News of the Consortium’s army spread through the camp like wildfire. Panicked cries were rapidly hushed, the smarter, steadier heads knocking sense and quiet into those more prone to alerting vast armies to the presence of their enemies. As quickly and as quietly as possible goods were thrown into carts, animals were herded, dirt was kicked into privy holes, ashes scattered onto fires, and tents were bundled into squares of stained fabric. There was no time to truly disguise that the camp had been there, but Will was glad that at least a token effort was being made. It showed that people had the right attitude at least.

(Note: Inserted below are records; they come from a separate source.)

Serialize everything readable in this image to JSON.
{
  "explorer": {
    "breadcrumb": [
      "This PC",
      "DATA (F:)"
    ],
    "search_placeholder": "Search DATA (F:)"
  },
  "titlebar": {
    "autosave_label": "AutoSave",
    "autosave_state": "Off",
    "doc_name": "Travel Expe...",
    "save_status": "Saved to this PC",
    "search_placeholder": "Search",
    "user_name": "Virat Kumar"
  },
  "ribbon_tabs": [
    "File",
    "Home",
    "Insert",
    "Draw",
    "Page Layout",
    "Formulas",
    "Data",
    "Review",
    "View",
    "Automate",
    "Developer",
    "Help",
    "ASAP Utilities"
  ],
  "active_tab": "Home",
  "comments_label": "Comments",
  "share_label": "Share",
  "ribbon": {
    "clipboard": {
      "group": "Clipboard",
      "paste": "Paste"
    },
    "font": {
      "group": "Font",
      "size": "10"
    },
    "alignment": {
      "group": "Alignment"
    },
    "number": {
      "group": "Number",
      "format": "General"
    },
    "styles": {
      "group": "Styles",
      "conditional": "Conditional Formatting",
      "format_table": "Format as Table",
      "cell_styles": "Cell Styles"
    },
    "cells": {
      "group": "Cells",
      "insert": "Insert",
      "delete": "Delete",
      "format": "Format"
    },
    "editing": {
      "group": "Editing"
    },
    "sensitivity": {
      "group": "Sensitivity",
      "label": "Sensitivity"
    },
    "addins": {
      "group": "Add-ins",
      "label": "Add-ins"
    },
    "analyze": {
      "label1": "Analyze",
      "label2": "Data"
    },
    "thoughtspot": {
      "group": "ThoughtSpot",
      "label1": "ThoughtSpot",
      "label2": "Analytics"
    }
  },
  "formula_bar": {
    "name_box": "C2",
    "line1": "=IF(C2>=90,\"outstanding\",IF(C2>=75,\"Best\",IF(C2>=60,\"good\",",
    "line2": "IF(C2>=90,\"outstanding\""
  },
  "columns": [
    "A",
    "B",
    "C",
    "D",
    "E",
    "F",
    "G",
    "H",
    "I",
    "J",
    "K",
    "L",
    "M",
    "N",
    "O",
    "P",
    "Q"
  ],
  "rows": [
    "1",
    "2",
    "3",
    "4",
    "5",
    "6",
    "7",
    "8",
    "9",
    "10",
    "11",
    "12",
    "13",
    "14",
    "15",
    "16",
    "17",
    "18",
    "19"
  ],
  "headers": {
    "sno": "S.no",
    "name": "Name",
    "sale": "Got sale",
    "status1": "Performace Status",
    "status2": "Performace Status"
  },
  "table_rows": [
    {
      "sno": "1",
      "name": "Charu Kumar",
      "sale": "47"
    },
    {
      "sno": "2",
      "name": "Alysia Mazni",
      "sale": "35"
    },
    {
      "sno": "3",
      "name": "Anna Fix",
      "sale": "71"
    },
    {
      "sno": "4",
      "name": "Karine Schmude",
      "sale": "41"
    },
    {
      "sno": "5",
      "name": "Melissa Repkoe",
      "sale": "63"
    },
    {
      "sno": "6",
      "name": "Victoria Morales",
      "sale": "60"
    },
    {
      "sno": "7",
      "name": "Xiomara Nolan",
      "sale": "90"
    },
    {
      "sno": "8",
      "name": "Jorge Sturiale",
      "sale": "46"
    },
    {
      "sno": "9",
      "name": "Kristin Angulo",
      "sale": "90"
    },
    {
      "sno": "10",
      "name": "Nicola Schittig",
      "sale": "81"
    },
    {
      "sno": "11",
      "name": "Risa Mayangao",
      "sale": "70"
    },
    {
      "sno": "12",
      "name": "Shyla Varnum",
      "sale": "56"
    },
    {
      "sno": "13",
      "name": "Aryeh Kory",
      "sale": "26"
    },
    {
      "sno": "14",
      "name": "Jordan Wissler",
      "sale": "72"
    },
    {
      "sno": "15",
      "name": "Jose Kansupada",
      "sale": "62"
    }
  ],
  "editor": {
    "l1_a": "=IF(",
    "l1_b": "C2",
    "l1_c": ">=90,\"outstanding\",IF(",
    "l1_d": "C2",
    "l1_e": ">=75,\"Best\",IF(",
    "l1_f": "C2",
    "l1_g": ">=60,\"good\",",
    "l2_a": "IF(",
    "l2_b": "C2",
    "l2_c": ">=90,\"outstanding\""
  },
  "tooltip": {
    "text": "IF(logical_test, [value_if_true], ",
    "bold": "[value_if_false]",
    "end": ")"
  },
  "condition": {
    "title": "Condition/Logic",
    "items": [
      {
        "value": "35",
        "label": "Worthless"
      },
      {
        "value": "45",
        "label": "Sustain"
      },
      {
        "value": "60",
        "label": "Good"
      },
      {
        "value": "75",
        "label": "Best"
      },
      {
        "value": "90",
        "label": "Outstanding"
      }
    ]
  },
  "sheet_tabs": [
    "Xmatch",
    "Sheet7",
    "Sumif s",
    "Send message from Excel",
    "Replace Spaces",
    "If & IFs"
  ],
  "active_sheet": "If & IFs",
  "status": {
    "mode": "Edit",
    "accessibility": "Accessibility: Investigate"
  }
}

All the while, runners came back and forth from Cattak giving updates on the Consortium army’s maneuvers. Will stood beside Quirk listening in.
Lette mostly involved herself in stopping Balur from leading a charge on their enemies. For once the lizard man and Firkin were united on an issue.
“We should smite them!” Firkin had squealed upon hearing the news. “With our”—he had stared at the ends of his arms—“smitey bits.”
“Fists?” Will had suggested.
“Good enough!”
“Look,” Lette had interjected, “I know deranged cults are all about the suicide thing, especially when it’s on a grand scale, but I for one am going to use your intestines as a skipping rope should you attempt to rabble-rouse on this one.”
That had given Firkin pause. Unfortunately Balur was more than willing to crack Firkin in order to make an omelet. Especially a bloody omelet of war.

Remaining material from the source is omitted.